SIDENOTE: My main regret for this fine blog? In the beginning, I just wanted to get into blogging so I came up with a random idea to snap a pic of some action figures on my bookshelf. My idea was that I was going to post book reviews and post the books I reviewed in the midst of action figures doing funny things on said bookshelf.

But that was too much work. For a long time I did character posts, writing columns as silly characters.

Now it is pretty just me and my movie reviews. Things evolve I suppose.

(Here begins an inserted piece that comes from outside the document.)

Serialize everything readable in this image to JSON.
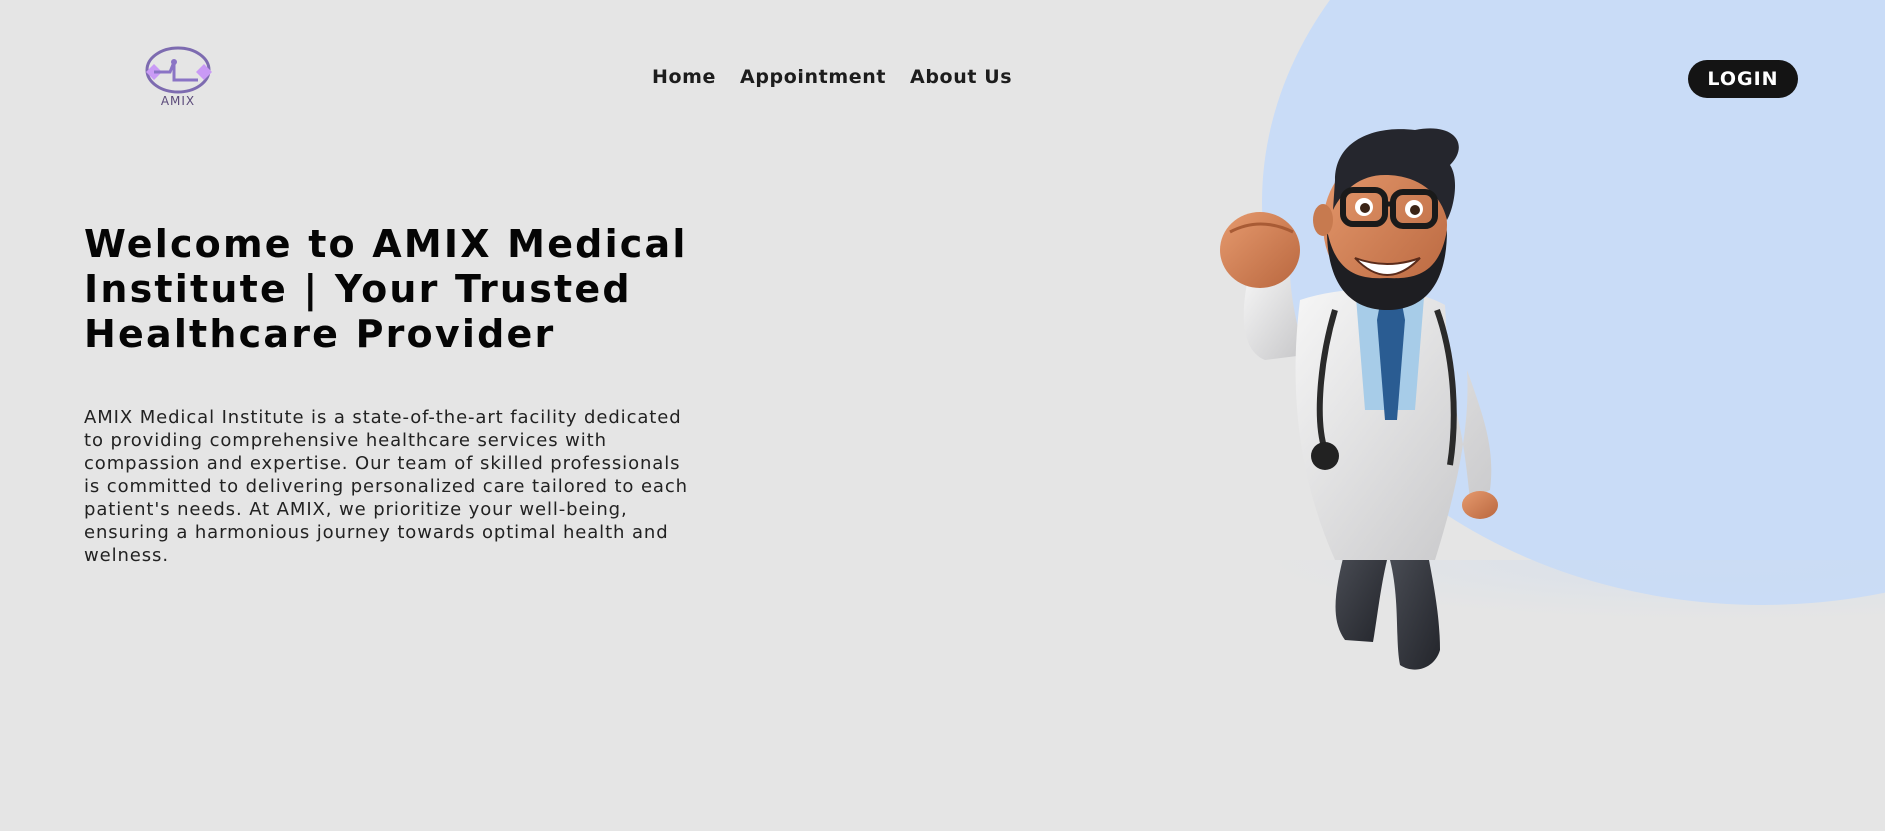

Oh, my regret. Yeah, I’d pick a name other than Bookshelf Q. Battler. I knew nothing of self publishing when I first started blogging, but once I blogged about writing, I dove down the rabbit hole, learning all about people who have successfully built their own book publishing businesses and I wanted in. So if I’d known that from the start, I’d pick a cool name like Lance Hardrock or something. I’ve noticed writers with even ridiculous nom de plumes get more respect if their fake names are at least names. Meanwhile half my Amazon reviews are like, “Fuck you! You’re an inanimate object!” I mean they obviously arent that bad but it feels like there’s a weird psychological thing where people are cool posting smack about a dude named after an inanimate object whereas people are like “I cant hurt Dirk Rippedpecs’ feelings!”

In short I wish I’d known up front that this would eventually morph into a blog about my self publishing endeavors and movie reviews. I would have picked a cooler name up front.

I suppose it’s not too late to become Lance Hardrock. I only have 3.5 readers but then again, that’s better than the 0 readers I began with.